Maybe not since the Pig War has a San Juan Islands farmer caused such a rhubarb. Of course, that little 19th century border dispute didn't get a lot of press beyond the swirling kelp beds of Rosario Strait. The only casualty was when American farmer Lyman Cutler shot a British hog that had rooted in his garden.
In 2012, a farmer in the off-the-beaten-track archipelago fired another shot — purely a political one this time — in the form of a citizen initiative. Like the first skirmish, it raised few eyebrows. But it might help shape Northwest agriculture.
In the same election that brought same-sex marriage and legal marijuana to Washington state, little San Juan County, with its 12,019 registered voters, passed an initiative banning the growing of GMO crops on its islands.

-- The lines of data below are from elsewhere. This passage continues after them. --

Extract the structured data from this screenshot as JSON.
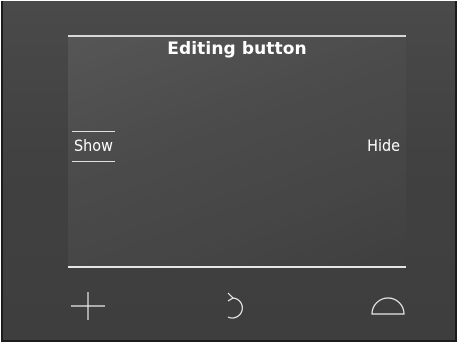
{
  "screen": {
    "title": "Editing button",
    "options": {
      "show_label": "Show",
      "hide_label": "Hide",
      "selected": "Show"
    }
  },
  "controls": {
    "left_icon": "plus-icon",
    "center_icon": "back-arrow-icon",
    "right_icon": "dome-icon"
  },
  "colors": {
    "panel": "#444444",
    "screen": "#4b4b4b",
    "text": "#ffffff",
    "lines": "#e0e0e0"
  }
}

But stopping cultivation of GMOs with a citizen initiative is a bit like sticking your finger in a dike that's been carpet bombed. Engineered crops already flood the planet.
Last year, farmers grew GMOs on 430 million acres worldwide — 40 percent in the United States. Because of regulations and development costs, most GMOs remain confined to large commercial crops such as soybeans, cotton, corn and canola. Smaller GMO crops include sugar beets, squash, papayas, tomatoes, peppers and even petunias.
Depending on who's talking, either GMOs will save the world from climate change and feed humanity — all 9.6 billion of us, as projected by 2050 — or they'll corrupt the natural order and bring the "Silent Spring" that much sooner.
From San Juan County the crop ban has spread to Oregon, where two counties passed bans in May. In the past year lawmakers in Connecticut, Maine and Vermont passed measures aimed at labeling GMO foods.
Labeling is the same issue that last fall in Washington state generated a record $21 million "no" campaign — bankrolled by such large companies as Monsanto and Coca-Cola — before 51 percent of voters rejected the idea (the same margin as in California a year earlier). The defeat was even narrower this month in Oregon, where the issue again attracted record spending.